Mais uma vez, meus pulmões se comprimiram e sentia como se tivesse perdido todo o ar de uma só vez. Eu queria negar, dizer que não, não havia sido eu quem tinha apertado o gatilho, queria repetir as palavras de Itachi, que mais cedo soaram tão sensatas, mas agora elas não significavam absolutamente nada. Eram meus pais ali, na minha frente, me acusando do que eu achei que fosse tão óbvio por todo esse tempo. Não tinha como resistir contra aquilo.

— É mesmo. - A voz de Sakura soou mais perto de mim, mas não tive coragem desgrudar o olhar dos meus pais para encará-la.

— Pois você nos entregou nas mãos daqueles homens como animais para o abate. Ficou apenas nos vendo morrer, sem fazer nada para impedir ou sequer dar conforto. - Meu pai continuou, seu tom era ríspido como o que ele usava nas piores broncas.

Sentia-me cada vez menor, cada vez mais impotente e frágil. Queria sumir dali, mas era como se meu corpo inteiro tivesse desligado.
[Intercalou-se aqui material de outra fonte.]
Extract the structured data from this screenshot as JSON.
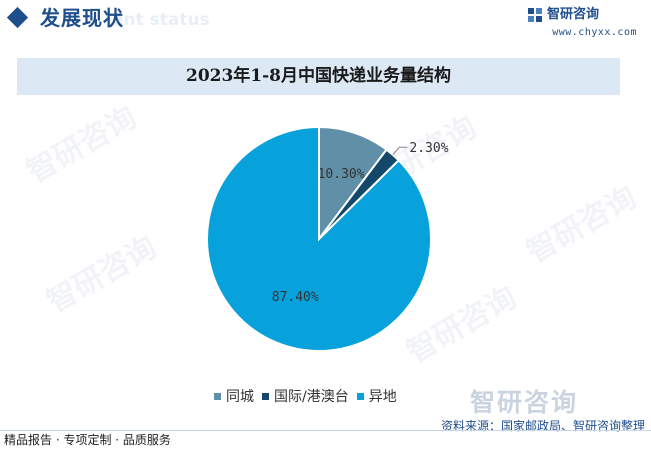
{
  "header": {
    "title": "发展现状",
    "title_bg_text": "ent status"
  },
  "brand": {
    "name": "智研咨询",
    "url": "www.chyxx.com"
  },
  "chart_data": {
    "type": "pie",
    "title": "2023年1-8月中国快递业务量结构",
    "categories": [
      "同城",
      "国际/港澳台",
      "异地"
    ],
    "values": [
      10.3,
      2.3,
      87.4
    ],
    "data_labels": [
      "10.30%",
      "2.30%",
      "87.40%"
    ],
    "colors": [
      "#5f90a8",
      "#13486a",
      "#07a1dc"
    ],
    "legend_position": "bottom"
  },
  "source": "资料来源：国家邮政局、智研咨询整理",
  "footer": "精品报告 · 专项定制 · 品质服务",
  "watermark_text": "智研咨询"
}
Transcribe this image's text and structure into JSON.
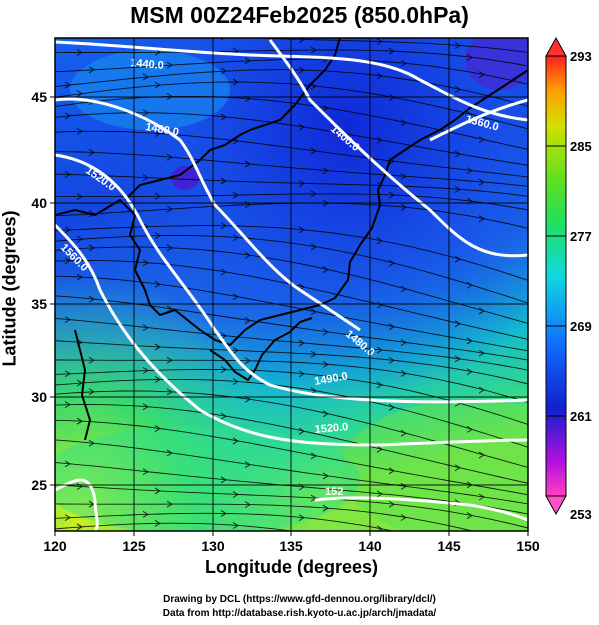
{
  "title": "MSM 00Z24Feb2025 (850.0hPa)",
  "axes": {
    "xlabel": "Longitude (degrees)",
    "ylabel": "Latitude  (degrees)",
    "x_ticks": [
      "120",
      "125",
      "130",
      "135",
      "140",
      "145",
      "150"
    ],
    "y_ticks": [
      "45",
      "40",
      "35",
      "30",
      "25"
    ]
  },
  "colorbar": {
    "labels": [
      "293",
      "285",
      "277",
      "269",
      "261",
      "253"
    ],
    "colors": [
      "#ff2020",
      "#ffa000",
      "#c8e000",
      "#20e020",
      "#10e0d0",
      "#10a0ff",
      "#1030e0",
      "#7010e0",
      "#e010c0"
    ]
  },
  "contour_labels": [
    "1440.0",
    "1480.0",
    "1400.0",
    "1360.0",
    "1520.0",
    "1560.0",
    "1480.0",
    "1490.0",
    "1520.0",
    "152"
  ],
  "credits": [
    "Drawing by DCL (https://www.gfd-dennou.org/library/dcl/)",
    "Data from http://database.rish.kyoto-u.ac.jp/arch/jmadata/"
  ]
}
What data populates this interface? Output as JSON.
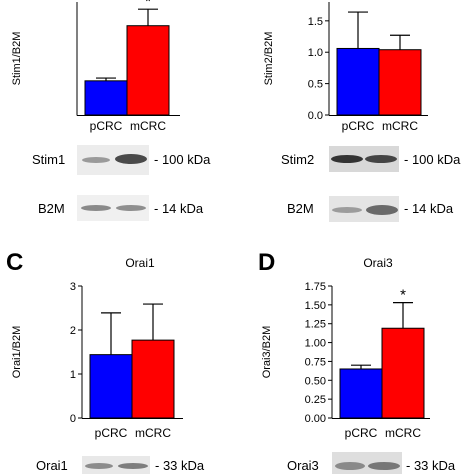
{
  "colors": {
    "pCRC": "#0000ff",
    "mCRC": "#ff0000",
    "axis": "#000000"
  },
  "panels": [
    {
      "id": "stim1",
      "letter": "",
      "title": "",
      "band_rows": [
        {
          "name": "Stim1",
          "size": "- 100 kDa"
        },
        {
          "name": "B2M",
          "size": "- 14 kDa"
        }
      ],
      "chart_data": {
        "type": "bar",
        "categories": [
          "pCRC",
          "mCRC"
        ],
        "values": [
          0.62,
          1.62
        ],
        "errors": [
          0.05,
          0.3
        ],
        "significance": [
          "",
          "*"
        ],
        "ylabel": "Stim1/B2M",
        "xlabel": "",
        "ylim": [
          0,
          2.05
        ],
        "yticks": [],
        "ytick_labels": [],
        "grid": false
      }
    },
    {
      "id": "stim2",
      "letter": "",
      "title": "",
      "band_rows": [
        {
          "name": "Stim2",
          "size": "- 100 kDa"
        },
        {
          "name": "B2M",
          "size": "- 14 kDa"
        }
      ],
      "chart_data": {
        "type": "bar",
        "categories": [
          "pCRC",
          "mCRC"
        ],
        "values": [
          1.06,
          1.04
        ],
        "errors": [
          0.58,
          0.23
        ],
        "significance": [
          "",
          ""
        ],
        "ylabel": "Stim2/B2M",
        "xlabel": "",
        "ylim": [
          0,
          1.8
        ],
        "yticks": [
          0.0,
          0.5,
          1.0,
          1.5
        ],
        "ytick_labels": [
          "0.0",
          "0.5",
          "1.0",
          "1.5"
        ],
        "grid": false
      }
    },
    {
      "id": "orai1",
      "letter": "C",
      "title": "Orai1",
      "band_rows": [
        {
          "name": "Orai1",
          "size": "- 33 kDa"
        }
      ],
      "chart_data": {
        "type": "bar",
        "categories": [
          "pCRC",
          "mCRC"
        ],
        "values": [
          1.44,
          1.77
        ],
        "errors": [
          0.95,
          0.82
        ],
        "significance": [
          "",
          ""
        ],
        "ylabel": "Orai1/B2M",
        "xlabel": "",
        "ylim": [
          0,
          3
        ],
        "yticks": [
          0,
          1,
          2,
          3
        ],
        "ytick_labels": [
          "0",
          "1",
          "2",
          "3"
        ],
        "grid": false
      }
    },
    {
      "id": "orai3",
      "letter": "D",
      "title": "Orai3",
      "band_rows": [
        {
          "name": "Orai3",
          "size": "- 33 kDa"
        }
      ],
      "chart_data": {
        "type": "bar",
        "categories": [
          "pCRC",
          "mCRC"
        ],
        "values": [
          0.65,
          1.19
        ],
        "errors": [
          0.05,
          0.34
        ],
        "significance": [
          "",
          "*"
        ],
        "ylabel": "Orai3/B2M",
        "xlabel": "",
        "ylim": [
          0,
          1.75
        ],
        "yticks": [
          0.0,
          0.25,
          0.5,
          0.75,
          1.0,
          1.25,
          1.5,
          1.75
        ],
        "ytick_labels": [
          "0.00",
          "0.25",
          "0.50",
          "0.75",
          "1.00",
          "1.25",
          "1.50",
          "1.75"
        ],
        "grid": false
      }
    }
  ]
}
— Eu tenho vergonha de você. - Minha mãe cuspiu com um desprezo que eu nunca havia testemunhado antes. - Que tipo de filho faria uma coisa dessas?

— Era pra ter sido você. - Meu pai deu um passo à frente largo o suficiente para estar pairando sobre mim, sua boca revirada em desgosto. - Você deveria ter morrido, não a gente. - Minhas pernas já estavam fracas de tanto tremer, nem sabia como me mantive em pé quando ele ergueu o dedo indicador em direção à minha testa, os demais dedos dobrados enquanto o polegar erguia-se para cima, fazendo um som agonizantemente familiar de mecanismo metálico.

Tec, tec, tec.

Um grito ameaçou se formar quando processei o barulho de tambor de revólver, mas ele morreu ainda na garganta quando o polegar do meu pai se dobrou e eu de repente estava caído no chão. O corpo inteiro doía, mas nada se comparava a agonia em minha cabeça, que era tamanha que meus pulmões ficaram sem ar, e nenhum som saiu da minha boca aberta de choque e dor.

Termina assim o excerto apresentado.